I think it’s worth mentioning that the majority of salespeople are probably not the right person for the job. Some of that can be addressed with training and better management, but some of it is uncorrectable. If you employ the wrong person for any job, I hope you at least have your eyes and ears open for a better candidate. I’ve always found it interesting that most companies are usually somewhere in the process of upgrading their equipment, but rarely in the process of upgrading their employees.
I Have To Watch Over My Orders
This common excuse is worth a little more consideration, because in addition to being a time management excuse, it’s also a way of shifting the blame for customer dissatisfaction. I address that element of the excuse by asking the salesperson where the problems come from, and telling them that, in my experience, the vast majority of quality and service problems originate at the point where the specifications are being transferred from the customer to the company. “So,” I ask, “Are you part of the solution or part of the problem? If you can assure me that you’ve giving your production people all the information they need to get the job done right and everything done on time, then I’m semi-sympathetic. If not, my advice is to do your job right and let them do theirs.”
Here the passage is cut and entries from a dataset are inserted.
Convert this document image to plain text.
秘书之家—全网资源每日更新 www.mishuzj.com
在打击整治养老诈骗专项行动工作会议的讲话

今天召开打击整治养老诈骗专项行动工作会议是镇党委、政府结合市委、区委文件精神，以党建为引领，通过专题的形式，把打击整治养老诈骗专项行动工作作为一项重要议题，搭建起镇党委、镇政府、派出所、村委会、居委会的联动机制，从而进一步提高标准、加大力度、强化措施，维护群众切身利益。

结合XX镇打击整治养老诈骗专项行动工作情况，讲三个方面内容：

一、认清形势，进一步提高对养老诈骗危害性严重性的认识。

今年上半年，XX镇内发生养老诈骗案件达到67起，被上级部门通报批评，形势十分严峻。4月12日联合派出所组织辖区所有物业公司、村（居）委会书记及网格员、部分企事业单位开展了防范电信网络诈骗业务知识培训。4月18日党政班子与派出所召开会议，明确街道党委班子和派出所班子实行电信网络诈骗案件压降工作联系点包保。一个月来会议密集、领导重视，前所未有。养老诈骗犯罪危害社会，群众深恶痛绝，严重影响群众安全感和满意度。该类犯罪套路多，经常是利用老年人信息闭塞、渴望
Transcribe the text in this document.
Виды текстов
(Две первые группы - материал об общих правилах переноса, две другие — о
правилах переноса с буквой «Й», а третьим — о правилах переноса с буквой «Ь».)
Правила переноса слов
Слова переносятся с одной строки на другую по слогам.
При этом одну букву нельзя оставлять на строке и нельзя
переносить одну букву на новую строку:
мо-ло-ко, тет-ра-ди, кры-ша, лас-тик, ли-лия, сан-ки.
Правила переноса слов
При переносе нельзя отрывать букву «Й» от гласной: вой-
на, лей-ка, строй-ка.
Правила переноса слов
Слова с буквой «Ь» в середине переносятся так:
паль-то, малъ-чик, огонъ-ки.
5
Another thing I tell salespeople is that quality and service failures are simply going to happen in our business. Commitments made in good faith become impossible to keep, and sometimes hard decisions have to be made about which customer to satisfy and which to disappoint. “If you want to make X number of dollars,” I tell them, “you have to find X+ number of customers because you’re going to lose some of them to quality and/or service problems along the way.”
Don’t Tolerate Excuses!
That takes us to the bottom line. Don’t tolerate excuses from underperforming, underachieving salespeople! If you let them hide behind excuses, their performance will never improve.
Part of a manager’s job is to separate the problems from the excuses. If you identify real operational problems that are holding your salespeople back, those problems have to be corrected. If they’re only excuses, though, you have an entirely different problem which will also need to be corrected in order for your business to prosper.